Mission: Lifeline is an American Heart Association program that recognizes referring hospitals, receiving hospitals and emergency medical services agencies for their success in using Mission: Lifeline criteria to improve quality of care for heart attack patients. The program awards gold, silver and bronze levels of recognition. Eligible hospitals must meet the program’s measures at a prescribed level for a designated period to receive an award.

CRMC earned the gold plus recognition by meeting specific Mission: Lifeline criteria and standards of performance for the quick and appropriate treatment of patients having STEMI heart attacks, including opening blocked arteries. A STEMI, or ST-segment elevation myocardial infarction, is the most deadly type of heart attack and is caused by a complete blockage of blood flow to the heart.
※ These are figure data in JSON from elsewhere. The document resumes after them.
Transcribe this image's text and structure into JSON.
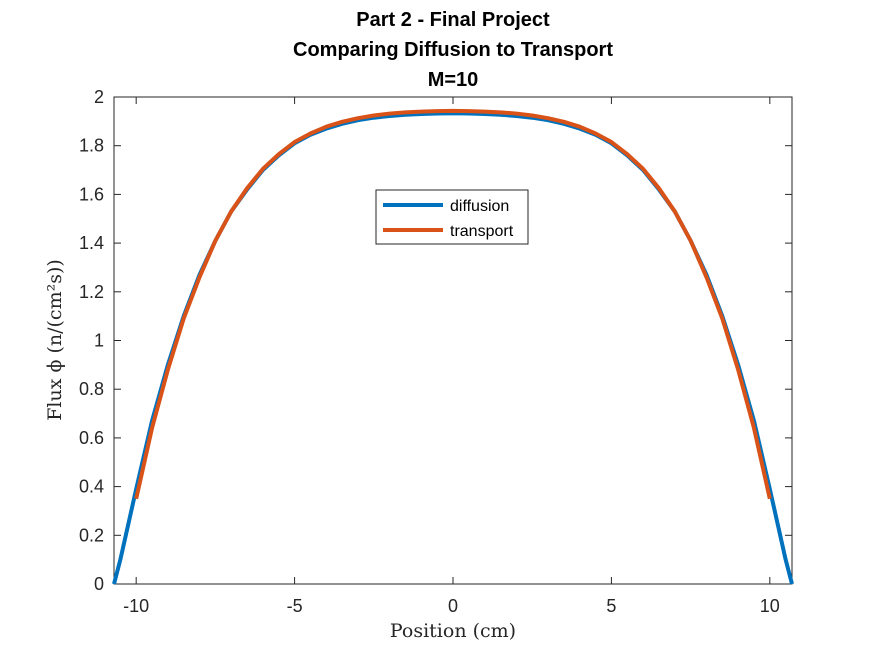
{
  "chart_data": {
    "type": "line",
    "title_lines": [
      "Part 2 - Final Project",
      "Comparing Diffusion to Transport",
      "M=10"
    ],
    "xlabel": "Position (cm)",
    "ylabel": "Flux ϕ (n/(cm²s))",
    "xlim": [
      -10.7,
      10.7
    ],
    "ylim": [
      0,
      2
    ],
    "xticks": [
      -10,
      -5,
      0,
      5,
      10
    ],
    "yticks": [
      0,
      0.2,
      0.4,
      0.6,
      0.8,
      1,
      1.2,
      1.4,
      1.6,
      1.8,
      2
    ],
    "xtick_labels": [
      "-10",
      "-5",
      "0",
      "5",
      "10"
    ],
    "ytick_labels": [
      "0",
      "0.2",
      "0.4",
      "0.6",
      "0.8",
      "1",
      "1.2",
      "1.4",
      "1.6",
      "1.8",
      "2"
    ],
    "legend_position": "top-center",
    "grid": false,
    "series": [
      {
        "name": "diffusion",
        "color": "#0072BD",
        "x": [
          -10.7,
          -10.5,
          -10.0,
          -9.5,
          -9.0,
          -8.5,
          -8.0,
          -7.5,
          -7.0,
          -6.5,
          -6.0,
          -5.5,
          -5.0,
          -4.5,
          -4.0,
          -3.5,
          -3.0,
          -2.5,
          -2.0,
          -1.5,
          -1.0,
          -0.5,
          0.0,
          0.5,
          1.0,
          1.5,
          2.0,
          2.5,
          3.0,
          3.5,
          4.0,
          4.5,
          5.0,
          5.5,
          6.0,
          6.5,
          7.0,
          7.5,
          8.0,
          8.5,
          9.0,
          9.5,
          10.0,
          10.5,
          10.7
        ],
        "y": [
          0.0,
          0.1,
          0.39,
          0.67,
          0.9,
          1.1,
          1.27,
          1.41,
          1.53,
          1.62,
          1.7,
          1.76,
          1.81,
          1.845,
          1.87,
          1.89,
          1.905,
          1.915,
          1.922,
          1.927,
          1.93,
          1.932,
          1.933,
          1.932,
          1.93,
          1.927,
          1.922,
          1.915,
          1.905,
          1.89,
          1.87,
          1.845,
          1.81,
          1.76,
          1.7,
          1.62,
          1.53,
          1.41,
          1.27,
          1.1,
          0.9,
          0.67,
          0.39,
          0.1,
          0.0
        ]
      },
      {
        "name": "transport",
        "color": "#D95319",
        "x": [
          -10.0,
          -9.5,
          -9.0,
          -8.5,
          -8.0,
          -7.5,
          -7.0,
          -6.5,
          -6.0,
          -5.5,
          -5.0,
          -4.5,
          -4.0,
          -3.5,
          -3.0,
          -2.5,
          -2.0,
          -1.5,
          -1.0,
          -0.5,
          0.0,
          0.5,
          1.0,
          1.5,
          2.0,
          2.5,
          3.0,
          3.5,
          4.0,
          4.5,
          5.0,
          5.5,
          6.0,
          6.5,
          7.0,
          7.5,
          8.0,
          8.5,
          9.0,
          9.5,
          10.0
        ],
        "y": [
          0.35,
          0.64,
          0.88,
          1.09,
          1.26,
          1.41,
          1.53,
          1.625,
          1.705,
          1.765,
          1.815,
          1.85,
          1.878,
          1.898,
          1.913,
          1.924,
          1.932,
          1.937,
          1.94,
          1.942,
          1.943,
          1.942,
          1.94,
          1.937,
          1.932,
          1.924,
          1.913,
          1.898,
          1.878,
          1.85,
          1.815,
          1.765,
          1.705,
          1.625,
          1.53,
          1.41,
          1.26,
          1.09,
          0.88,
          0.64,
          0.35
        ]
      }
    ]
  }
}
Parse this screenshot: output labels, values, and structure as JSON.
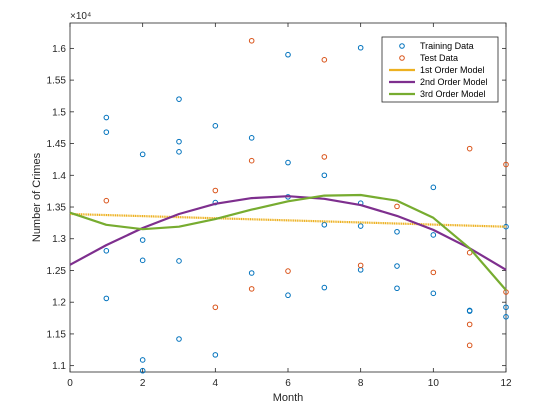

“Cheyenne Regional Medical Center has the unique challenge of helping heart attack patients who may be arriving from 1 to 100 or more miles away. Over the past several years, we have worked with first responders and rural hospitals in our region to establish guidelines and protocols that ensure heart attack patients are receiving the best and most appropriate heart attack treatments,” said cardiologist Muhammad Khan, MD, medical director of cardiovascular care at CRMC. “These treatments are based on clinical guidelines established by the American Heart Association and are what have helped our cardiovascular team achieve the high level of quality care that we are being recognized for.”

Each year in the United States, approximately 250,000 people experience a STEMI. To prevent death, it’s critical to immediately restore blood flow, either by surgically opening the blocked vessel or by giving clot-busting medication.

One of the criteria for earning the Mission: Lifeline gold award is for a hospital to have a “door-to-device” time of 90 minutes or less at least 85 percent of the time.

The American College of Cardiology recommends less than 90 minutes for “door-to-balloon” time, the time between a patient arriving at the emergency department and when a balloon device is inflated in the blocked vessel. CRMC has an average door-to-balloon time of about 55 minutes for treating STEMI patients.

The “plus” award is added for those receiving hospitals that have a “first door-to-device time” of 120 minutes or less at least 75 percent of the time. This means that the receiving hospital, such as CRMC, is able to open a blocked artery in severe heart attack patients within 120 minutes of those patients arriving at a referring hospital and then being transferred to CRMC for treatment.

“We commend Cheyenne Regional Medical Center for this achievement award, which reflects a significant institutional commitment to the highest quality of care for their heart attack patients,” said James G. Jollis, MD, chair of the Mission: Lifeline Advisory Working Group. “Achieving this award means the hospital has met specific reporting and achievement measures for the treatment of their patients who suffer heart attacks and we applaud them for their commitment to quality and timely care.”